Tonight I have been reading poems and thinking about my dad who didn't, as far as I know, read very much poetry. Still, sometimes a poem reminds me of him by the act of capturing some facet of him, even though the poet (obviously) never knew him. It is one of the magics of poems, how someone can write about death, and then when I read the poem I don't think so much of dying but of how my dad liked going arrowhead hunting in southern Utah. He'd go with one of my sister's husbands, or with his brother, and once he had gathered enough, after many, many trips, he'd assemble all the arrowheads together on a rustic board, with buckskin braid and maybe feathers. When he went on these trips, I always thought it was a little strange, and maybe even questionable. Where'd he find the arrowheads? Was taking them from where ever he found them a sort of grave robbery? Or just something that some people do?
Now that it's too late, though, I wish I would have talked to him about his trips. I wish I knew where he'd go, and how he'd find them. I wish I knew which were his favorites, what were his motivations, how he thought about his finds.

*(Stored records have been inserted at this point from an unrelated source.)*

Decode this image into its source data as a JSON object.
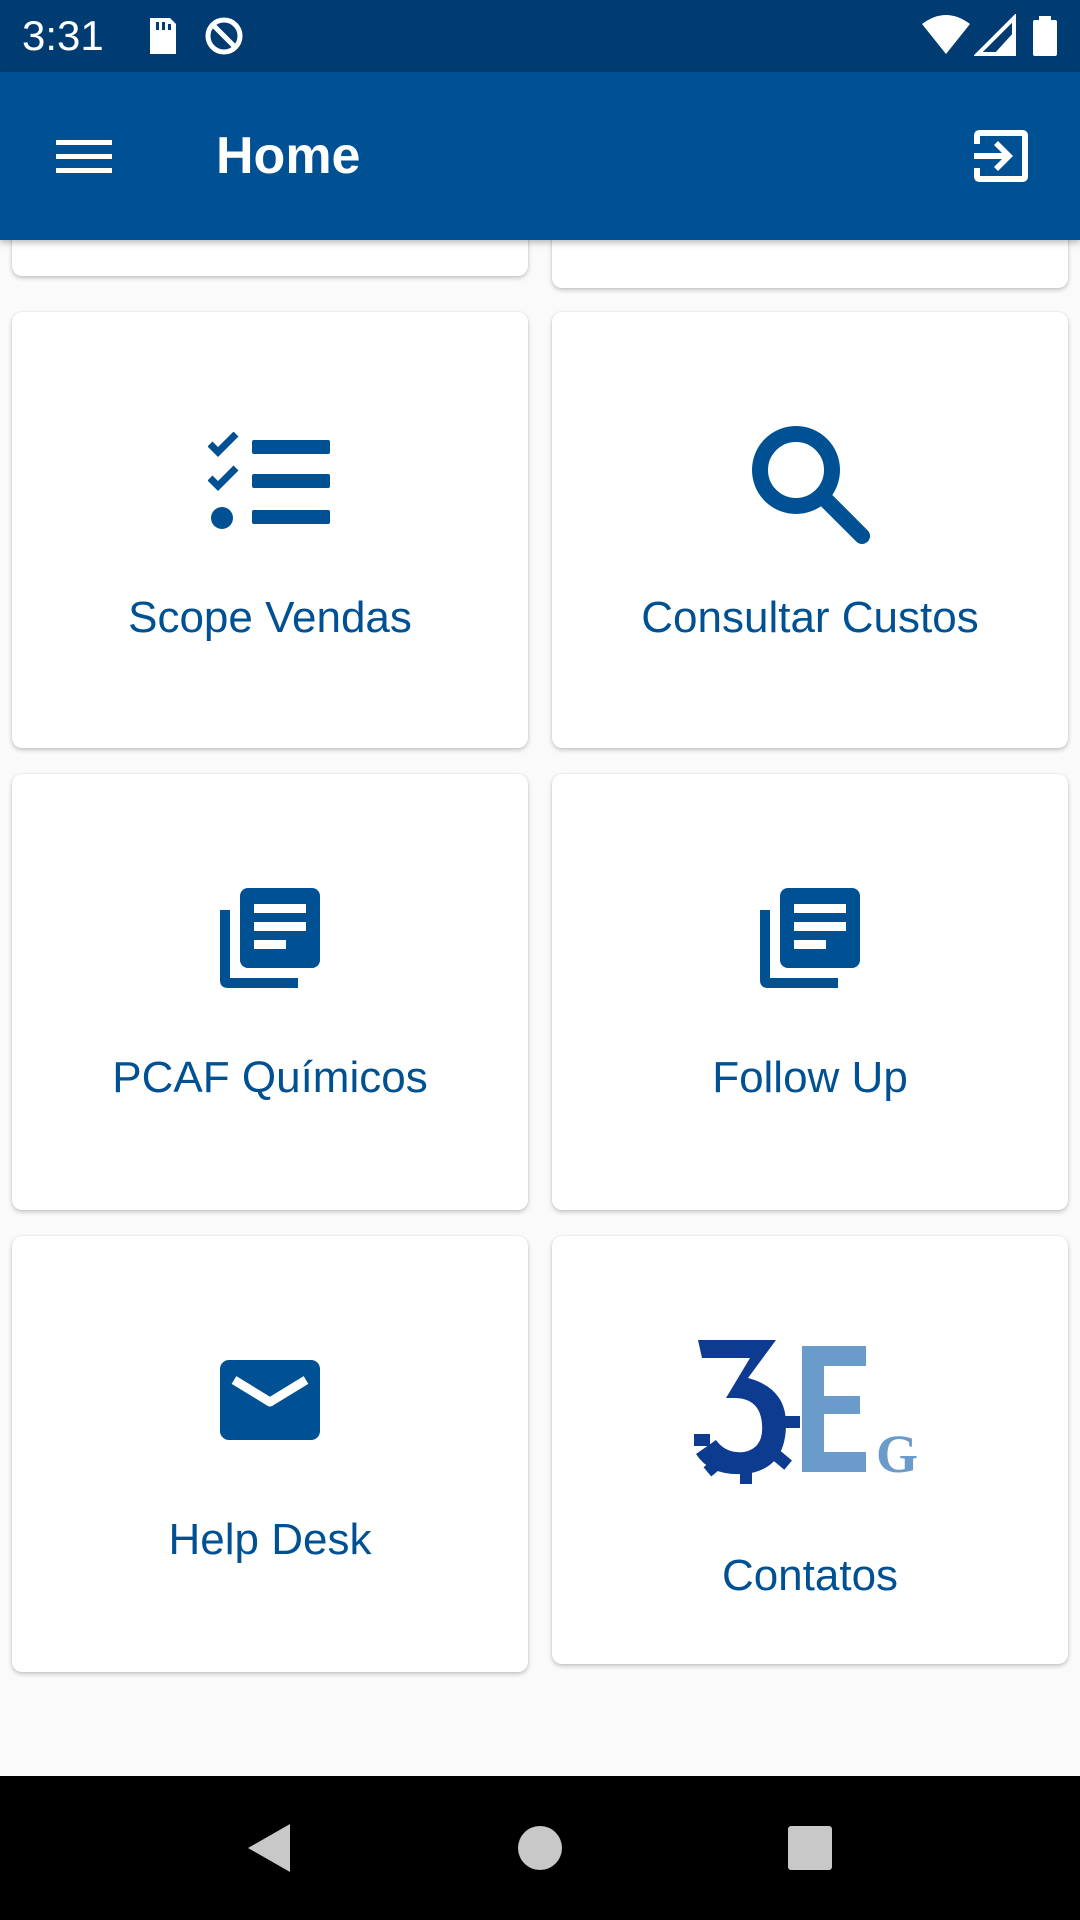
{
  "status_bar": {
    "time": "3:31",
    "icons": [
      "sd-card-icon",
      "data-saver-icon",
      "wifi-icon",
      "signal-icon",
      "battery-icon"
    ]
  },
  "app_bar": {
    "title": "Home",
    "menu_icon": "hamburger-menu-icon",
    "action_icon": "exit-to-app-icon"
  },
  "cards": [
    {
      "label": "Scope Vendas",
      "icon": "checklist-icon"
    },
    {
      "label": "Consultar Custos",
      "icon": "search-icon"
    },
    {
      "label": "PCAF Químicos",
      "icon": "library-books-icon"
    },
    {
      "label": "Follow Up",
      "icon": "library-books-icon"
    },
    {
      "label": "Help Desk",
      "icon": "mail-icon"
    },
    {
      "label": "Contatos",
      "icon": "3eg-logo"
    }
  ],
  "logo": {
    "text": "3EG"
  },
  "nav_bar": {
    "buttons": [
      "back-icon",
      "home-icon",
      "recents-icon"
    ]
  },
  "colors": {
    "status_bar": "#003c71",
    "app_bar": "#005193",
    "accent": "#005193",
    "background": "#fafafa",
    "logo_dark": "#0d3b8f",
    "logo_light": "#6b9bcb"
  }
}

Did he think what I do, when I hold one of those chipped, triangular stones, of the person who shaped it, wondering how he lived or what he killed, imagining a sort of connection between my modern-day self and that long-ago person? Or something else? Was the arrowhead hunting about connection, or about discovery, or about the rugged beauty of a perfectly-shaped spear point? Or simply the wild peacefulness of being in the desert, the stone a way of carrying home sky, heat, dry bushes, sere stone?

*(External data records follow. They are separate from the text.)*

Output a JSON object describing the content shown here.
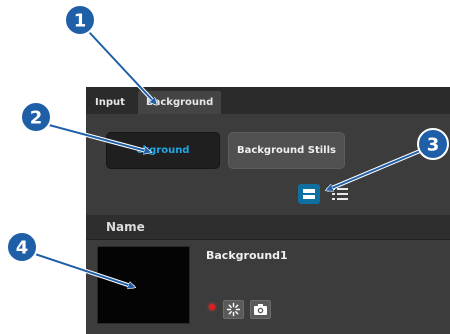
{
  "tabs": [
    {
      "label": "Input",
      "active": false
    },
    {
      "label": "Background",
      "active": true
    }
  ],
  "mode_buttons": {
    "background": "ckground",
    "stills": "Background Stills"
  },
  "view_toggle": {
    "grid_icon": "thumbnail-view-icon",
    "list_icon": "list-view-icon",
    "active": "grid"
  },
  "list": {
    "header": "Name",
    "items": [
      {
        "name": "Background1",
        "status_color": "#e02020"
      }
    ],
    "item_icons": [
      "select-icon",
      "camera-icon"
    ]
  },
  "callouts": [
    {
      "number": "1"
    },
    {
      "number": "2"
    },
    {
      "number": "3"
    },
    {
      "number": "4"
    }
  ],
  "colors": {
    "accent": "#1fa7e8",
    "callout": "#1f5fa8",
    "active_view_btn": "#0e6fa0"
  }
}
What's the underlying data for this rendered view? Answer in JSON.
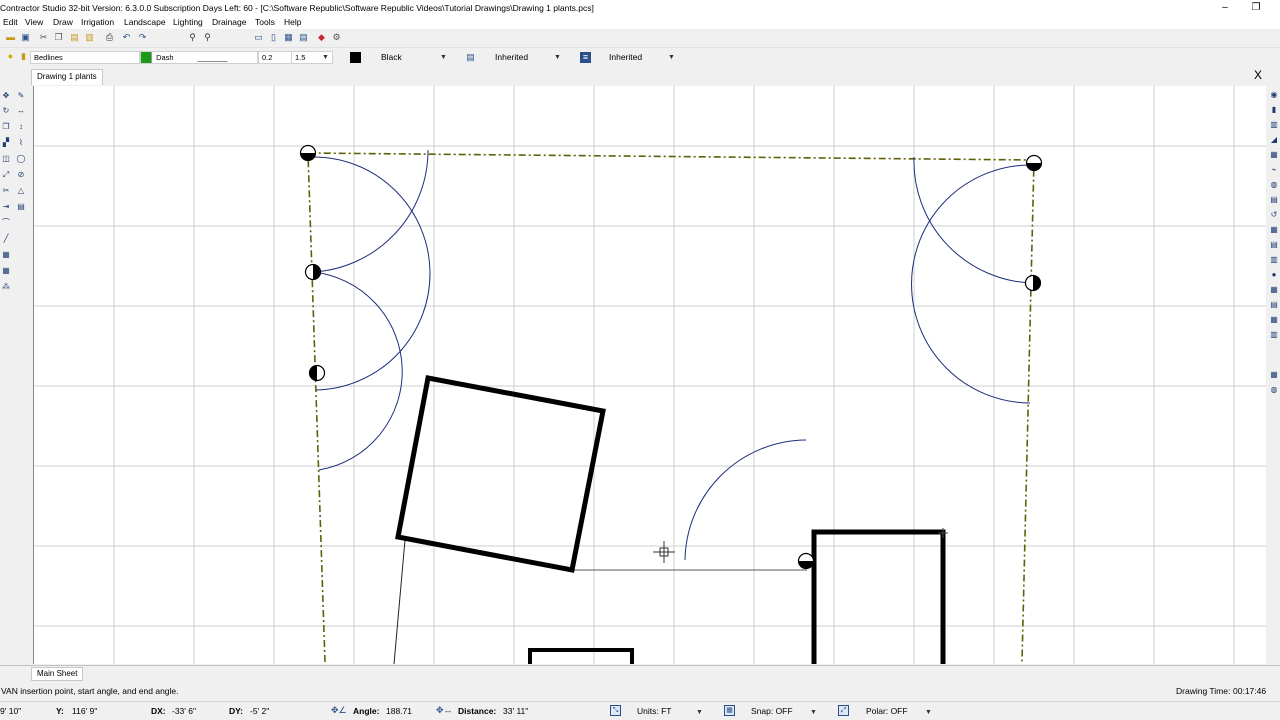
{
  "window": {
    "title": "Contractor Studio 32-bit   Version: 6.3.0.0   Subscription Days Left: 60 - [C:\\Software Republic\\Software Republic Videos\\Tutorial Drawings\\Drawing 1 plants.pcs]",
    "minimize": "–",
    "maximize": "❐"
  },
  "menu": [
    "Edit",
    "View",
    "Draw",
    "Irrigation",
    "Landscape",
    "Lighting",
    "Drainage",
    "Tools",
    "Help"
  ],
  "properties_bar": {
    "layer": "Bedlines",
    "linetype_name": "Dash",
    "linetype_sample": "_ _ _ _ _ _ _",
    "line_width": "0.2",
    "scale": "1.5",
    "color_name": "Black",
    "color_hex": "#000000",
    "layer_color_hex": "#1a9a1a",
    "style1": "Inherited",
    "style2": "Inherited"
  },
  "tabs": {
    "document": "Drawing 1 plants",
    "close": "X"
  },
  "sheet": {
    "tab": "Main Sheet"
  },
  "status": {
    "prompt": "VAN insertion point, start angle, and end angle.",
    "drawing_time_label": "Drawing Time:",
    "drawing_time": "00:17:46"
  },
  "coords": {
    "x_val": "9' 10\"",
    "y_label": "Y:",
    "y_val": "116' 9\"",
    "dx_label": "DX:",
    "dx_val": "-33' 6\"",
    "dy_label": "DY:",
    "dy_val": "-5' 2\"",
    "angle_label": "Angle:",
    "angle_val": "188.71",
    "distance_label": "Distance:",
    "distance_val": "33' 11\"",
    "units": "Units: FT",
    "snap": "Snap: OFF",
    "polar": "Polar: OFF"
  },
  "colors": {
    "property_line": "#5f5f0a",
    "arcs": "#1c2f7a",
    "grid": "#cfcfcf",
    "walls": "#000000"
  }
}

He is not dead, but he (the dad I knew) is gone. I still love the silent, confused man who needs help sliding his feet into his shoes, who seemed baffled by the bright sun at our last visit. We sat together on a park bench, and I told him how my kids are, how my last run went, what book I was reading. He didn't answer, of course, and I wonder: what does it feel like to be him? Where did the dad I knew go to? Is he lost somewhere in the dark, a chipped stone I could find if I knew the path through his personal landscape? Or perhaps he is a million little stones, scattered in earth, and I will never, no matter how much I search, put all his pieces back together. The arrowhead trips are just one stone, just one facet of what is lost and I am again left with the same heartache, the same regret of not asking, of not telling, of thinking I had as much time as I needed, of not knowing how much I didn't know. Not guessing that, one day soon, he would be curled in the dark of his mind, needless artifacts scattered around him; that I would need to become an archaeologist, sifting through time's refuse, to know anything much at all about him.
"Every Dying Man"
is a child:
in trenches, in bed, on a throne, at a loom,
we are tiny and helpless
when black velvet bows our eyes
and the letters slide from the pages.
Earth lets nobody loose: it all
has to be given back — breath, eyes, memory.

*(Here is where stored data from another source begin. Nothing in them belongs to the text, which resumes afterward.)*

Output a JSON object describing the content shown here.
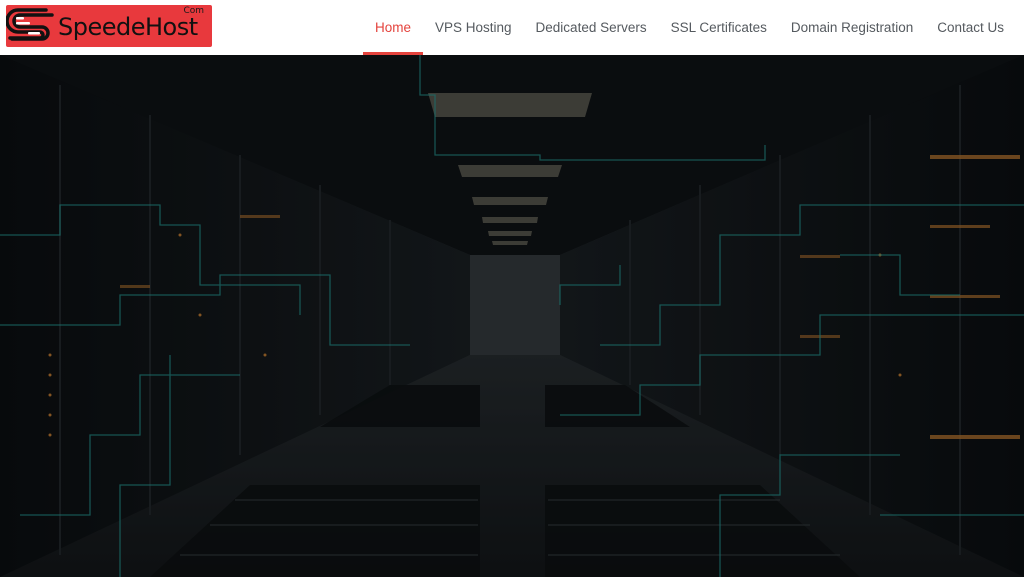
{
  "brand": {
    "name": "SpeedeHost",
    "suffix": "Com",
    "colors": {
      "primary": "#e8393d",
      "nav_active": "#e4433d",
      "nav_text": "#555a5f"
    }
  },
  "nav": {
    "items": [
      {
        "label": "Home",
        "active": true
      },
      {
        "label": "VPS Hosting",
        "active": false
      },
      {
        "label": "Dedicated Servers",
        "active": false
      },
      {
        "label": "SSL Certificates",
        "active": false
      },
      {
        "label": "Domain Registration",
        "active": false
      },
      {
        "label": "Contact Us",
        "active": false
      }
    ]
  },
  "hero": {
    "image": "data-center-server-corridor"
  }
}
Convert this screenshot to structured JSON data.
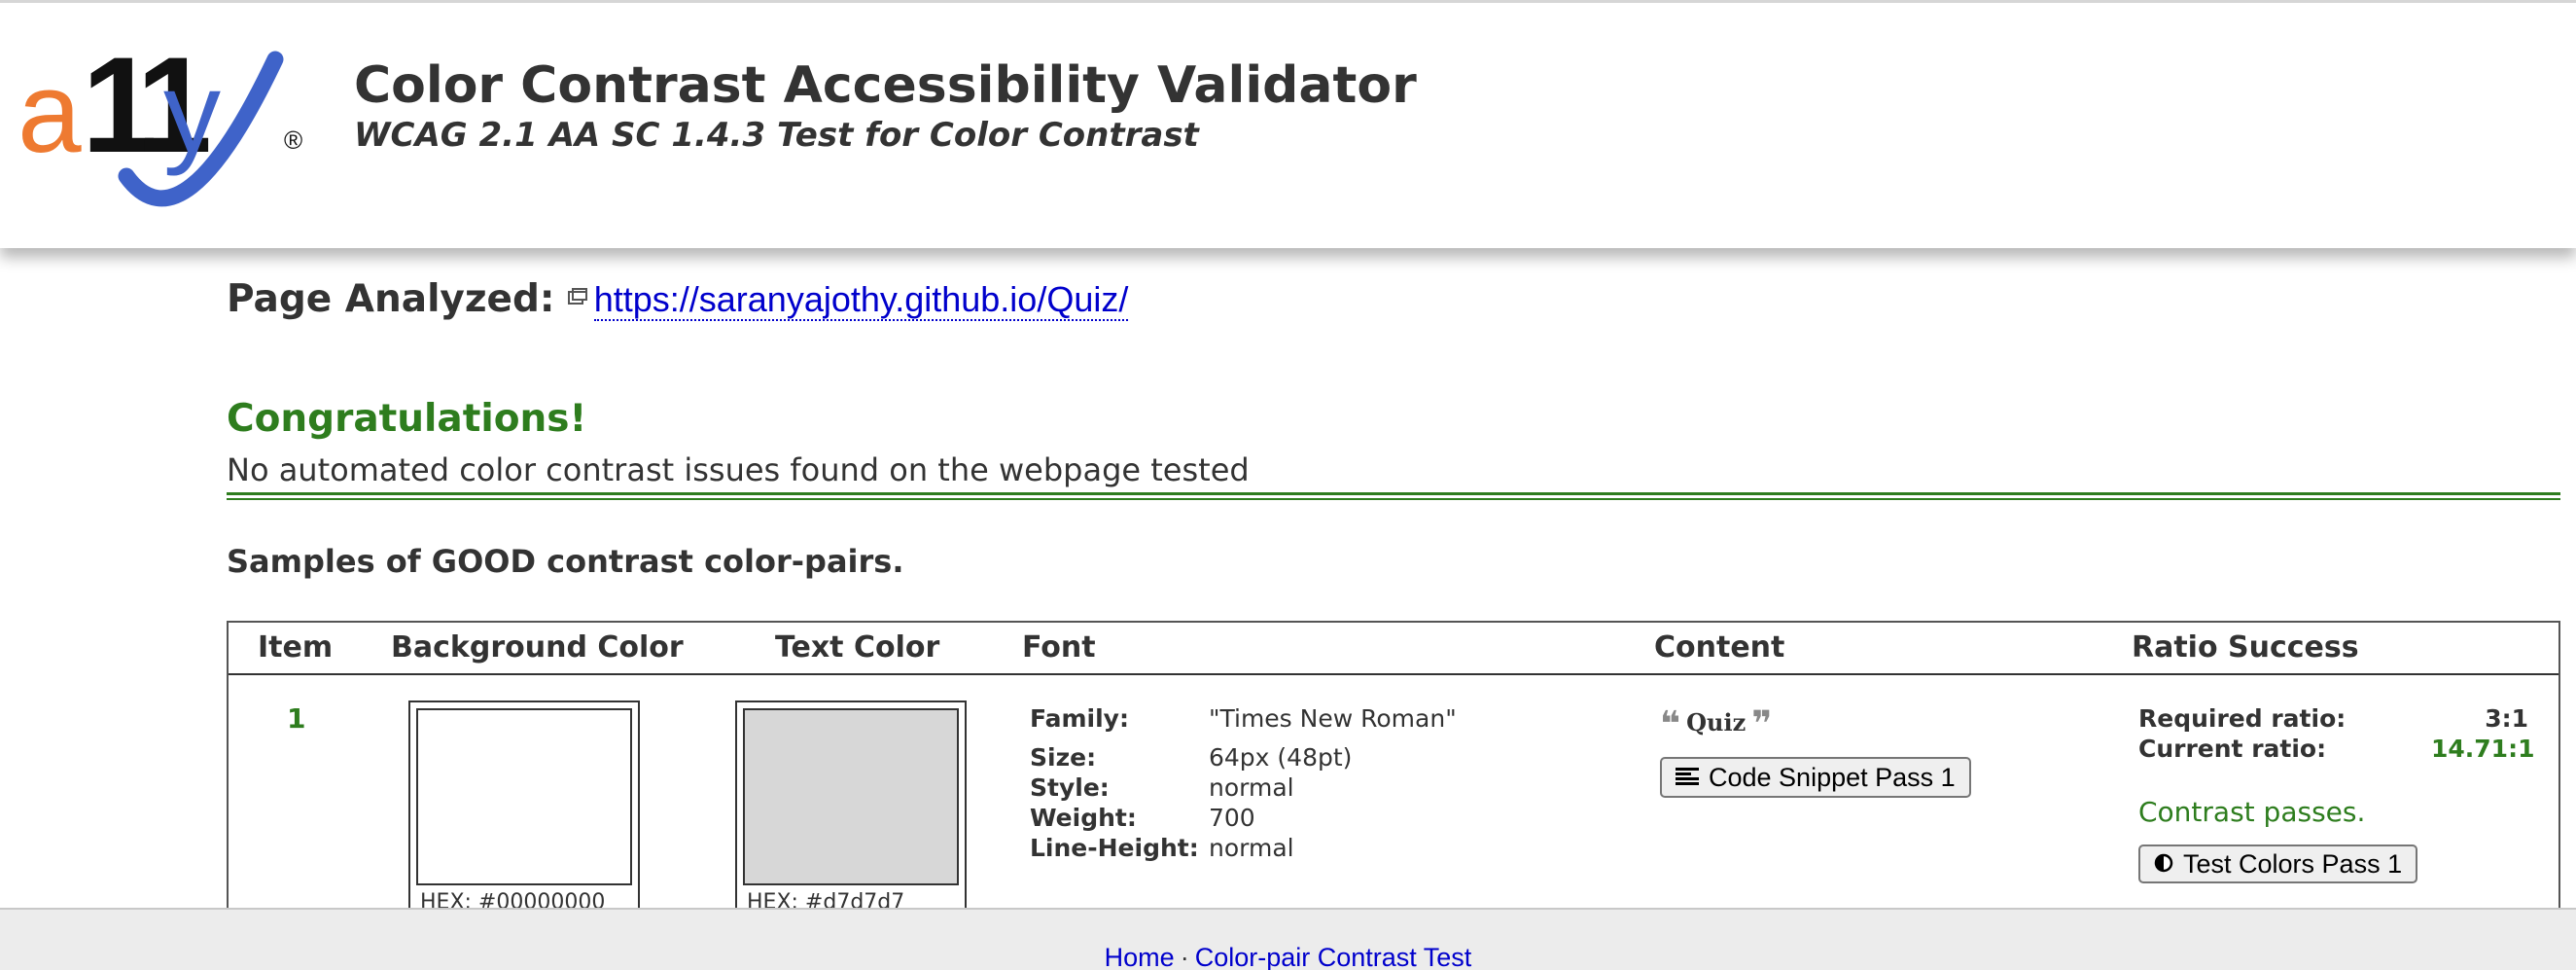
{
  "header": {
    "logo_text": "a11y",
    "logo_mark": "®",
    "title": "Color Contrast Accessibility Validator",
    "subtitle": "WCAG 2.1 AA SC 1.4.3 Test for Color Contrast"
  },
  "page_analyzed": {
    "label": "Page Analyzed:",
    "url": "https://saranyajothy.github.io/Quiz/",
    "icon": "external-window-icon"
  },
  "result": {
    "heading": "Congratulations!",
    "message": "No automated color contrast issues found on the webpage tested"
  },
  "samples_heading": "Samples of GOOD contrast color-pairs.",
  "table": {
    "headers": {
      "item": "Item",
      "background_color": "Background Color",
      "text_color": "Text Color",
      "font": "Font",
      "content": "Content",
      "ratio_success": "Ratio Success"
    },
    "rows": [
      {
        "item": "1",
        "background": {
          "hex_label": "HEX: #00000000",
          "color": "#ffffff"
        },
        "text_color": {
          "hex_label": "HEX: #d7d7d7",
          "color": "#d7d7d7"
        },
        "font": {
          "family_label": "Family:",
          "family": "\"Times New Roman\"",
          "size_label": "Size:",
          "size": "64px (48pt)",
          "style_label": "Style:",
          "style": "normal",
          "weight_label": "Weight:",
          "weight": "700",
          "line_height_label": "Line-Height:",
          "line_height": "normal"
        },
        "content": {
          "open_quote": "❝",
          "text": "Quiz",
          "close_quote": "❞",
          "code_button": "Code Snippet Pass 1"
        },
        "ratio": {
          "required_label": "Required ratio:",
          "required": "3:1",
          "current_label": "Current ratio:",
          "current": "14.71:1",
          "status": "Contrast passes.",
          "test_button": "Test Colors Pass 1"
        }
      }
    ]
  },
  "footer": {
    "home": "Home",
    "separator": "·",
    "test_link": "Color-pair Contrast Test"
  },
  "colors": {
    "success_green": "#2e7d1e",
    "link_blue": "#0000cc",
    "logo_orange": "#ee7a31",
    "logo_blue": "#3f63c9",
    "text_dark": "#333333"
  }
}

We are children when the earth
turns with us through the night toward morning
where there are no voices, no ears, no light, no door,
only darkness and movement
in the soil and its thousands
of mouths, chins, jaws, and limbs
dividing everything so that
no names and no thoughts remain
in the one who is silent lying in the dark
on his right side, head upon knees.
Beside him, his spear, his knife
and his bracelet, and a broken pot.
~Jaan Kaplinski
My parents both died of illnesses that affected their minds. That was seven and five years ago. I'm still learning "how much I didn't know". I'm so sorry for your loss. Alzheimer's truly is the long goodbye, but you are blessed to have learned to love the man is has become.